Michelle Bachelet, a former Chilean president and ex‑UN High Commissioner for Human Rights, brings a profile weighted heavily toward human‑rights and gender‑equality advocacy, which may appeal to progressive member states but also raise sensitivities among some Security Council members. Rafael Grossi, currently at the helm of the International Atomic Energy Agency, is highlighting his technical‑diplomatic experience in managing high‑stakes security and regulatory issues, framing himself as a figure who can bridge the gap between technical agencies and political decision‑makers. Rebeca Grynspan, head of UNCTAD, is emphasizing her track record in trade and development, including her role in brokering the Ukraine‑linked grain deal, to argue that she can sharpen the UN’s economic and crisis‑response tools. Macky Sall, the former president of Senegal, is positioning himself as a representative voice from Africa, arguing that regional balance and local legitimacy are essential for the UN’s global credibility.

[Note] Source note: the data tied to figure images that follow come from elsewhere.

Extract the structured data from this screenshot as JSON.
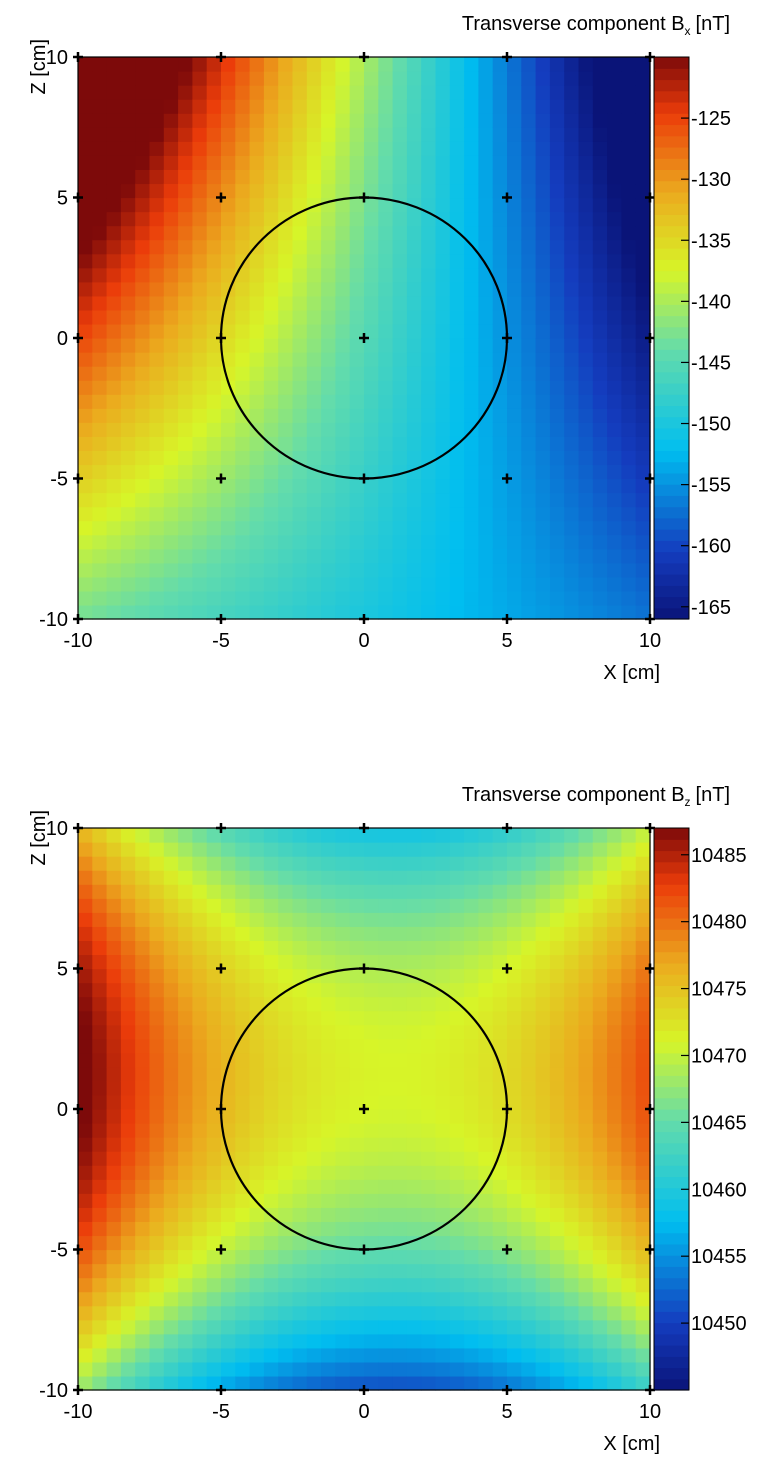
{
  "chart_data": [
    {
      "type": "heatmap",
      "title_main": "Transverse component B",
      "title_sub": "x",
      "title_unit": "[nT]",
      "xlabel": "X [cm]",
      "ylabel": "Z [cm]",
      "xlim": [
        -10,
        10
      ],
      "ylim": [
        -10,
        10
      ],
      "xticks": [
        "-10",
        "-5",
        "0",
        "5",
        "10"
      ],
      "yticks": [
        "10",
        "5",
        "0",
        "-5",
        "-10"
      ],
      "zlim": [
        -166,
        -120
      ],
      "colorbar_ticks": [
        "-125",
        "-130",
        "-135",
        "-140",
        "-145",
        "-150",
        "-155",
        "-160",
        "-165"
      ],
      "field_model": {
        "base": -145,
        "gx": 0,
        "gz": 0,
        "kx": -2.0,
        "kz": 0.5,
        "kxz": -0.13,
        "kxx": 0,
        "kzz": 0,
        "kxxz": 0,
        "kxzz": 0
      },
      "circle": {
        "center": [
          0,
          0
        ],
        "radius": 5
      },
      "markers": [
        [
          -10,
          10
        ],
        [
          -5,
          10
        ],
        [
          0,
          10
        ],
        [
          5,
          10
        ],
        [
          10,
          10
        ],
        [
          -10,
          5
        ],
        [
          -5,
          5
        ],
        [
          0,
          5
        ],
        [
          5,
          5
        ],
        [
          10,
          5
        ],
        [
          -10,
          0
        ],
        [
          -5,
          0
        ],
        [
          0,
          0
        ],
        [
          5,
          0
        ],
        [
          10,
          0
        ],
        [
          -10,
          -5
        ],
        [
          -5,
          -5
        ],
        [
          0,
          -5
        ],
        [
          5,
          -5
        ],
        [
          10,
          -5
        ],
        [
          -10,
          -10
        ],
        [
          -5,
          -10
        ],
        [
          0,
          -10
        ],
        [
          5,
          -10
        ],
        [
          10,
          -10
        ]
      ]
    },
    {
      "type": "heatmap",
      "title_main": "Transverse component B",
      "title_sub": "z",
      "title_unit": "[nT]",
      "xlabel": "X [cm]",
      "ylabel": "Z [cm]",
      "xlim": [
        -10,
        10
      ],
      "ylim": [
        -10,
        10
      ],
      "xticks": [
        "-10",
        "-5",
        "0",
        "5",
        "10"
      ],
      "yticks": [
        "10",
        "5",
        "0",
        "-5",
        "-10"
      ],
      "zlim": [
        10445,
        10487
      ],
      "colorbar_ticks": [
        "10485",
        "10480",
        "10475",
        "10470",
        "10465",
        "10460",
        "10455",
        "10450"
      ],
      "field_model": {
        "base": 10471,
        "gx": 0,
        "gz": 0.4,
        "kx": -0.3,
        "kz": 0,
        "kxz": 0,
        "kxx": 0.14,
        "kzz": -0.16,
        "kxxz": 0,
        "kxzz": 0
      },
      "circle": {
        "center": [
          0,
          0
        ],
        "radius": 5
      },
      "markers": [
        [
          -10,
          10
        ],
        [
          -5,
          10
        ],
        [
          0,
          10
        ],
        [
          5,
          10
        ],
        [
          10,
          10
        ],
        [
          -10,
          5
        ],
        [
          -5,
          5
        ],
        [
          0,
          5
        ],
        [
          5,
          5
        ],
        [
          10,
          5
        ],
        [
          -10,
          0
        ],
        [
          -5,
          0
        ],
        [
          0,
          0
        ],
        [
          5,
          0
        ],
        [
          10,
          0
        ],
        [
          -10,
          -5
        ],
        [
          -5,
          -5
        ],
        [
          0,
          -5
        ],
        [
          5,
          -5
        ],
        [
          10,
          -5
        ],
        [
          -10,
          -10
        ],
        [
          -5,
          -10
        ],
        [
          0,
          -10
        ],
        [
          5,
          -10
        ],
        [
          10,
          -10
        ]
      ]
    }
  ]
}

These profiles are not just resumes; they are proxies for different ideas of what the UN should prioritize in the next decade. A candidate with a strong human‑rights background may push harder on accountability in conflict zones, while one with a security‑ and technical‑agency background may prioritize arms‑control and crisis‑management machinery. How the dialogues channel these inclinations into concrete policy preferences will shape the expectations of both member states and civil society once a new Secretary‑General is in office.

The Limits of Public Scrutiny

Despite the transparency of the televised format, the dialogues cannot fully override the structural constraints of the UN system. The Security Council retains the decisive power to veto or block candidates, meaning the contest is ultimately negotiated behind the scenes as much as it is performed on camera. Some analyses suggest that the real test of the contenders’ leadership will come not in their polished opening statements but in how they respond to politically charged questions about power politics, geopolitical rivalry, and the limits of international law.

Equally, the live‑broadcast mechanism may encourage candidates to avoid candid answers on the most sensitive issues, such as the role of veto powers in blocking peace actions or the financial shortfalls facing peacekeeping and development programmes. This tension, between the demand for transparency and the need for political prudence, reveals the tight rope the next Secretary‑General must walk: balancing public legitimacy with the realities of intergovernmental bargaining.

A Signal for the Future of Multilateralism

The outcome of the 2026 Secretary‑General race will send a signal about the direction major powers want multilateralism to take. If the successful candidate is someone who emphasizes conflict mediation, institutional coherence, and disciplined reform, member states may be signalling that they want a more agile, results‑oriented UN, even one that operates under tighter fiscal and political constraints. If, by contrast, the choice reflects a preference for status‑quo leadership or symbolic representation over transformative reform, the organization risks being seen as adapting less to the turmoil of the 21st century and more to the inertia of its own power structures.

A Final Note

The interactive dialogues are not merely a selection exercise; they are a rehearsal for the kind of leadership the UN will need in the years ahead. How the candidates frame coherence, accountability, and representation, along with how member states react, will hint at whether the UN can become a more effective, credible actor in an age of global disorder, or whether it will remain a forum constrained by the very states it is meant to hold accountable.